Vestigios y un recuerdo
Diana Alejandra Aboytes Martínez
Los pasos de mi niñez dejaron eco en la primaria. Mi ayer escolar quedó muchos lustros atrás, sin embargo, guardo celosos recuerdos en color sepia.
Frente a la escuela, las ruinas de una iglesia que perteneció a la Hacienda de Veleros de tiempos de la revolución, nos causaba curiosidad y un puñado de temor. Se rumoraba entre los compañeros que desde lo alto de una de las ventanas, un hombre sin cabeza asomaba su cuerpo. Que a pesar de no tener rostro, extrañamente se sentía como si su mirada se clavara en ti si te tocaba observarlo. No sé qué tan cierto era, pero después de clase camino a casa, muchas veces me pareció verlo.

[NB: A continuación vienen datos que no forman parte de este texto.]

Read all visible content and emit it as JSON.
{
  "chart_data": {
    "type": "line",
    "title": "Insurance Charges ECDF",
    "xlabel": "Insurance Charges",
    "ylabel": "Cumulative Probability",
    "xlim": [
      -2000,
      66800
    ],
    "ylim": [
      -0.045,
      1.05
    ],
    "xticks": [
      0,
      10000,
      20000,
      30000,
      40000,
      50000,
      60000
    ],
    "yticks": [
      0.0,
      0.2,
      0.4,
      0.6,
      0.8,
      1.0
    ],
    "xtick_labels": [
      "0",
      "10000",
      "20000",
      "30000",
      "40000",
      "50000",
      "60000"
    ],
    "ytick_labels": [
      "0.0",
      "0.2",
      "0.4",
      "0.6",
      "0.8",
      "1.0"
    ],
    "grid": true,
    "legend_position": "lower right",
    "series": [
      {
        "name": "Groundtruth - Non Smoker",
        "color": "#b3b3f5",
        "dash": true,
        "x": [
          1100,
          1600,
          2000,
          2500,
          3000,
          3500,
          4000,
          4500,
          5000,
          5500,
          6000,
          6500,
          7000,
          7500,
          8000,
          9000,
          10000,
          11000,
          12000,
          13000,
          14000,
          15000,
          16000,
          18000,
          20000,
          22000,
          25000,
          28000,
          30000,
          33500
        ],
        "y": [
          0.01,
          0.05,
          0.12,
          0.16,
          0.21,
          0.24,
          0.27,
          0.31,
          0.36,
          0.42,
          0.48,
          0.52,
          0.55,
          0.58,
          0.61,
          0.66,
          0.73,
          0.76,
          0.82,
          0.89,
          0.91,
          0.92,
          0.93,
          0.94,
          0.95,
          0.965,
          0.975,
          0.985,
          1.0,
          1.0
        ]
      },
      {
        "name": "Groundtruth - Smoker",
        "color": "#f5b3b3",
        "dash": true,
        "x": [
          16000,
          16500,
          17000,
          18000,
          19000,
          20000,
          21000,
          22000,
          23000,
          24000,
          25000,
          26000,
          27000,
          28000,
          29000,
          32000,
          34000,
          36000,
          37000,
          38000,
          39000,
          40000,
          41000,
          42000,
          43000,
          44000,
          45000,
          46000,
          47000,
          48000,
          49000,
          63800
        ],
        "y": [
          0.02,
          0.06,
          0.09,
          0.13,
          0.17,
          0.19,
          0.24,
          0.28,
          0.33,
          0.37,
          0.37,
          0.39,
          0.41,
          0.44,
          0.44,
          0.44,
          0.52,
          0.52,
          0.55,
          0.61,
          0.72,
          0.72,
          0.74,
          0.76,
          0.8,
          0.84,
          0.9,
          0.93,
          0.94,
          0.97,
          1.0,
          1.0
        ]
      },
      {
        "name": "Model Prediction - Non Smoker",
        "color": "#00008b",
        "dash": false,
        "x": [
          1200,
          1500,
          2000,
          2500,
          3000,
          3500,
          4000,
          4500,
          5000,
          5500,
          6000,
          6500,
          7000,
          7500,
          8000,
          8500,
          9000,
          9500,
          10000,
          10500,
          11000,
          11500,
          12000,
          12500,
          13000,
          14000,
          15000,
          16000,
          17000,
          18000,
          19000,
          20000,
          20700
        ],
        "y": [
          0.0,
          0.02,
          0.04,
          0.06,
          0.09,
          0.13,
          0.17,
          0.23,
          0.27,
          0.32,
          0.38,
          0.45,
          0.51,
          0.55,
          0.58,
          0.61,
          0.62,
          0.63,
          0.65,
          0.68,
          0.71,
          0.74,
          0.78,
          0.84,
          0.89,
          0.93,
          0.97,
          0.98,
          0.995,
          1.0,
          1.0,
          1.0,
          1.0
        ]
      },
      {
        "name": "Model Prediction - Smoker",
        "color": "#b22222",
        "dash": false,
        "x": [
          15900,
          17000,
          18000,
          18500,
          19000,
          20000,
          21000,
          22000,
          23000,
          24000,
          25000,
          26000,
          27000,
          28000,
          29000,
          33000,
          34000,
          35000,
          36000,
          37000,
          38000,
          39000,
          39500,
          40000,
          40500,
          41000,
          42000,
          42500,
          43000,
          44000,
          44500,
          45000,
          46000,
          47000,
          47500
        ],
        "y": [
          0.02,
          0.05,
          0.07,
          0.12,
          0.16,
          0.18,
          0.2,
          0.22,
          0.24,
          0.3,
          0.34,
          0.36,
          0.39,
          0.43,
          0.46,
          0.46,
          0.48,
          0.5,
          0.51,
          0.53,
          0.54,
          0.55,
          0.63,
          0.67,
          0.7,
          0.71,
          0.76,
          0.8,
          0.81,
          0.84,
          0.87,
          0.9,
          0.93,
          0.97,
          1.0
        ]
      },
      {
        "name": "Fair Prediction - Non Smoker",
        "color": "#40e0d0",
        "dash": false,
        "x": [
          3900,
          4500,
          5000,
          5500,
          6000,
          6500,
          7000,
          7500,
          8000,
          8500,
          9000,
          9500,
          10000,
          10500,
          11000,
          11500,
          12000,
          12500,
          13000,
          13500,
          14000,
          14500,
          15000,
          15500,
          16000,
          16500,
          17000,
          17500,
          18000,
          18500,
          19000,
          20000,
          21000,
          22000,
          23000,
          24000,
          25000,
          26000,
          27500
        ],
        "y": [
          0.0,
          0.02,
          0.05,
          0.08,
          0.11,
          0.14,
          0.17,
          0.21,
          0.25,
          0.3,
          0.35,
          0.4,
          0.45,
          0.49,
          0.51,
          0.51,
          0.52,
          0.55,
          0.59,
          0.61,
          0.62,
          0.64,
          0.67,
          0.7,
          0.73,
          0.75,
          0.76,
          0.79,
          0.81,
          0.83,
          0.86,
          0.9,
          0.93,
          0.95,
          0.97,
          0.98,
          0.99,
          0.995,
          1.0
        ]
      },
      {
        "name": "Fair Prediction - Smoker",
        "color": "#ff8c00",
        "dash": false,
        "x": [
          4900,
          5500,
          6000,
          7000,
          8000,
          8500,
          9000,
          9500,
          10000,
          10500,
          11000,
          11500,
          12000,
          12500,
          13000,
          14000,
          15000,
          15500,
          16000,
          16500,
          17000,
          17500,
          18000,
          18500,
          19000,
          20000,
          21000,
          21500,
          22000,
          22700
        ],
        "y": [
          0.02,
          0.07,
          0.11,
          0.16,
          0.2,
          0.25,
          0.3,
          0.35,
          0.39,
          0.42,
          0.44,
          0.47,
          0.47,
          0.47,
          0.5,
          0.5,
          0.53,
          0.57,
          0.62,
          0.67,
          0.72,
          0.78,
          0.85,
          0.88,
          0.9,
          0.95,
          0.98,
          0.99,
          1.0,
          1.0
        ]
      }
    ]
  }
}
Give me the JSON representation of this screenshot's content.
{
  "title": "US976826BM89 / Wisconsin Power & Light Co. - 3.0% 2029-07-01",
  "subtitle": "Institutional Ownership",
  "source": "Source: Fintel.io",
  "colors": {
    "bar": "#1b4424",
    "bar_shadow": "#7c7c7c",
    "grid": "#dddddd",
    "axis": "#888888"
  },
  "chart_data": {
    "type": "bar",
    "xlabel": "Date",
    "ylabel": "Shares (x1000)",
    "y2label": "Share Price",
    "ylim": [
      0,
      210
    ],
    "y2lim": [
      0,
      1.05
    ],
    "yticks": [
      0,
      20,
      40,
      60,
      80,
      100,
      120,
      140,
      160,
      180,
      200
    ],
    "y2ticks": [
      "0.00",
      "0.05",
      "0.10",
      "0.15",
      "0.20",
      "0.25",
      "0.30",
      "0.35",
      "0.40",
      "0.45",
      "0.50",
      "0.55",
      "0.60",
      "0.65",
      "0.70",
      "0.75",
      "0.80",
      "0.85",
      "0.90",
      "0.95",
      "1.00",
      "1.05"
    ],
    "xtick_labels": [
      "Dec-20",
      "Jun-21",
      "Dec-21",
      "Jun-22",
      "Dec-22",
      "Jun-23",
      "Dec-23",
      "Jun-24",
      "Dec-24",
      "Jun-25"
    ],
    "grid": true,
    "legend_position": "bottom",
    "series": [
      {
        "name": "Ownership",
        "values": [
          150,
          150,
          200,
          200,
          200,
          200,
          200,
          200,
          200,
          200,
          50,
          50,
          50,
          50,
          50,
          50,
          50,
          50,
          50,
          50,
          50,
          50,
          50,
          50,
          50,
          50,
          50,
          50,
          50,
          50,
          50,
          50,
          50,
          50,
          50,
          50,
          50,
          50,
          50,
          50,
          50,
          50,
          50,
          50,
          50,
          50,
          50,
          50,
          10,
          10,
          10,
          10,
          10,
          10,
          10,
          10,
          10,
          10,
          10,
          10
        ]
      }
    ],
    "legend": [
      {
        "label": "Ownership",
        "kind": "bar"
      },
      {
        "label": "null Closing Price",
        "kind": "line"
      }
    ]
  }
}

En los recreos, hablar del lugar era charla obligada. Y cómo no hacerlo, si desde el patio de la escuela sus viejos muros alcanzaban a verse, nos figurábamos que su espectro nos vigilaba.
Año con año se nos fueron acumulando las ganas de indagar sus vestigios. Para el sexto año era imperioso concretar la exploración. Decidimos ir en la primera oportunidad…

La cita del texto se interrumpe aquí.